As noted above, the current position of the Sec. of State office is that there will be a special election in November for this seat. In an email reply they wrote:
The vacant legislative offices will be up for election in 2009 for the remainder of the terms, which end in 2010. The appointees will serve until the 2009 General Election, at which time the winner of the 2009 General serves (or continues to serve).
Some people are misinterpreting RCW 42.12.040(2) to claim that the appointees serve until the end of the term, 2010. This is incorrect.
This RCW contemplates that the incumbent did not run again at the end of his/her term, a successor was elected, and then the incumbent vacates office in December, between the General and the end of the term. In that narrow scenario, the successor can just take office immediately.

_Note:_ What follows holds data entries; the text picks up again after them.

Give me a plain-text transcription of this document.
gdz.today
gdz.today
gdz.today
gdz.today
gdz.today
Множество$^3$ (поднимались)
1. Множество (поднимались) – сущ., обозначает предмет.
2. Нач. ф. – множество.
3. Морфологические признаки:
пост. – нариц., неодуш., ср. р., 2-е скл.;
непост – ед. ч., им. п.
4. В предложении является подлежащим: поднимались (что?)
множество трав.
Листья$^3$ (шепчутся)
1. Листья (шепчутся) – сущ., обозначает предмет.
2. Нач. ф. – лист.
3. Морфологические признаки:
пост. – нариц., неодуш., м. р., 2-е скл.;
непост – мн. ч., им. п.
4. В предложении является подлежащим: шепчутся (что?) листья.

It states, “the term of the successor … may commence once he or she has qualified [RCW 29A.04.133]…” The RCW does not refer to an “appointee” but to the “successor” who has “qualified.” An appointee cannot “qualify” because he/she has not been elected.
It also says, “…and shall continue through the term for which he or she was elected.” It assumes that the “successor” was elected.
Head spinning yet? Here is the definition of “qualified”
“Qualified” when pertaining to a winner of an election means that for such election:
(1) The results have been certified;
(2) A certificate has been issued;
(3) Any required bond has been posted; and
(4) The winner has taken and subscribed an oath or affirmation in compliance with the appropriate statute, or if none is specified, that he or she will faithfully and impartially discharge the duties of the office to the best of his or her ability. This oath or affirmation shall be administered and certified by any officer or notary public authorized to administer oaths, without charge therefor.
As I understand it, the state Democrats are looking at whether or not to challenge the decision for a special election. And, as I understand it, the SOS has not released a final statement. I also asked the SOS office if there were any similar situations in a vacated office. They knew of none.
I guess my biggest problem with this is that I can see it the arguement from both postitions. But without a legal precedent, and/or clear language and even clearer definitions, the door is left wide open for partisan shenanigans. Republicans would much rather have see an election this November for Grant-Herriot than allow her to establish herself for nearly two years in the legislature. Knowing that makes the Republican controlled SOS decision appear partisan - whether it is or not.